REQUIREMENTS OF OUR FUNDERS: I understand and agree that Philadelphia FIGHT may use and disclose medical/dental
information about me, the patient, or about the patient that I am legally authorized to represent, to comply with the
requirements of Federal, state, and local government funders.
BY MY SIGNATURE, I CERTIFY THAT I AM THE PATIENT OR LEGALLY AUTHORIZED TO ACT FOR THE PATIENT, HAVE READ
PARAGRAPHS 1-9 OF THIS DOCUMENT, UNDERSTAND ITS CONTENT, AND AGREE TO ITS TERMS. I UNDERSTAND THIS
AUTHORIZATION WILL REMAIN IN EFFECT UNTIL REVOKED BY ME IN WRITING.
______ Printed name
Please Initial:
Acknowledgment: I acknowledge that I have been given and received a copy of the Philadelphia FIGHT Notice of Privacy Practices, Patient Bill of Rights and Responsibilities, and Grievance Procedures.
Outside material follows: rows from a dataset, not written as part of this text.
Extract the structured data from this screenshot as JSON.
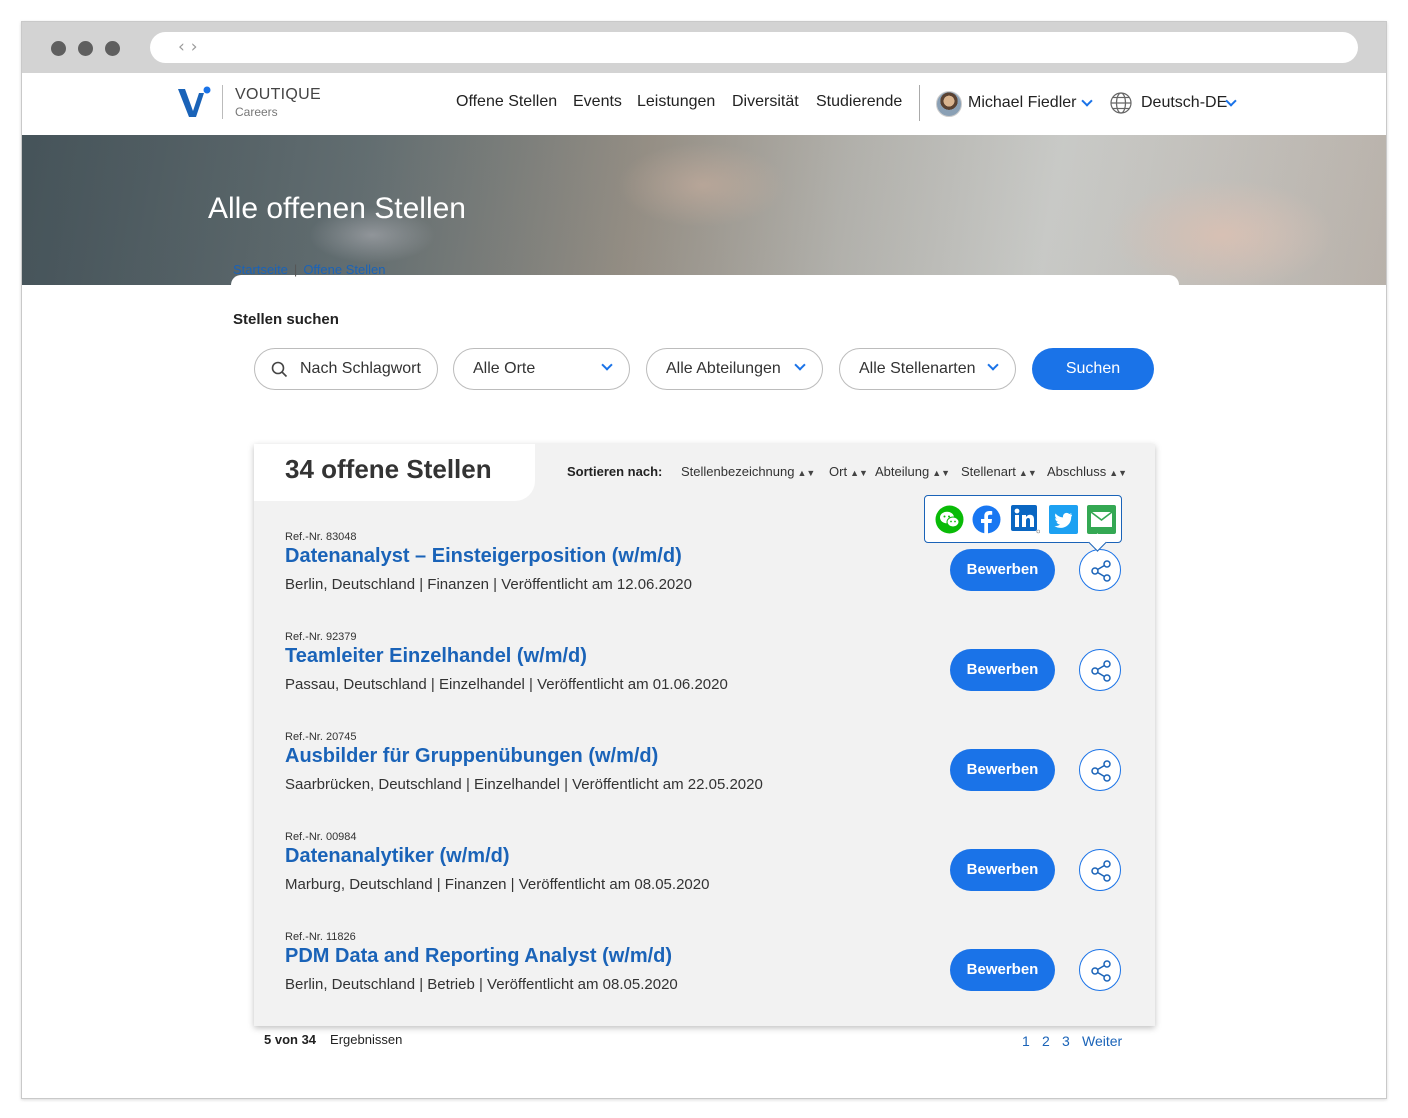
{
  "nav": {
    "brand": "VOUTIQUE",
    "brand_sub": "Careers",
    "items": [
      "Offene Stellen",
      "Events",
      "Leistungen",
      "Diversität",
      "Studierende"
    ],
    "user_name": "Michael Fiedler",
    "language": "Deutsch-DE"
  },
  "hero": {
    "title": "Alle offenen Stellen"
  },
  "breadcrumb": [
    "Startseite",
    "Offene Stellen"
  ],
  "search": {
    "label": "Stellen suchen",
    "keyword_placeholder": "Nach Schlagwort",
    "location": "Alle Orte",
    "department": "Alle Abteilungen",
    "job_type": "Alle Stellenarten",
    "button": "Suchen"
  },
  "results": {
    "title": "34 offene Stellen",
    "sort_label": "Sortieren nach:",
    "sort_options": [
      "Stellenbezeichnung",
      "Ort",
      "Abteilung",
      "Stellenart",
      "Abschluss"
    ],
    "apply_label": "Bewerben",
    "share_targets": [
      "wechat-icon",
      "facebook-icon",
      "linkedin-icon",
      "twitter-icon",
      "email-icon"
    ],
    "jobs": [
      {
        "ref": "Ref.-Nr. 83048",
        "title": "Datenanalyst – Einsteigerposition (w/m/d)",
        "meta": "Berlin, Deutschland |  Finanzen  |  Veröffentlicht am 12.06.2020"
      },
      {
        "ref": "Ref.-Nr. 92379",
        "title": "Teamleiter Einzelhandel (w/m/d)",
        "meta": "Passau, Deutschland |  Einzelhandel  |  Veröffentlicht am 01.06.2020"
      },
      {
        "ref": "Ref.-Nr. 20745",
        "title": "Ausbilder für Gruppenübungen (w/m/d)",
        "meta": "Saarbrücken, Deutschland |  Einzelhandel  |  Veröffentlicht am 22.05.2020"
      },
      {
        "ref": "Ref.-Nr. 00984",
        "title": "Datenanalytiker (w/m/d)",
        "meta": "Marburg, Deutschland |  Finanzen  |  Veröffentlicht am 08.05.2020"
      },
      {
        "ref": "Ref.-Nr. 11826",
        "title": "PDM Data and Reporting Analyst (w/m/d)",
        "meta": "Berlin, Deutschland |  Betrieb  |  Veröffentlicht am 08.05.2020"
      }
    ]
  },
  "footer": {
    "count_bold": "5 von 34",
    "count_text": "Ergebnissen",
    "pages": [
      "1",
      "2",
      "3"
    ],
    "next": "Weiter"
  },
  "colors": {
    "accent": "#1a73e8",
    "link": "#1a63b8"
  }
}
I understand that
Philadelphia FIGHT reserves the right to change the terms of the Notice of Privacy Practices from time to time and that I may contact Philadelphia FIGHT at any time to obtain the most current copy of the Notice of Privacy Practices.
If I have a concern about Philadelphia FIGHT Notice of Privacy Practices, Patient Bill of Rights and Responsibilities, or Grievance
Procedures, I may contact Mimi McNichol, by phone: (215) 985-4448 ext. 223, by email: mcnichol@fight.org, or by mail: 1233 Locust
Street, 5th floor, Philadelphia, PA, 19107.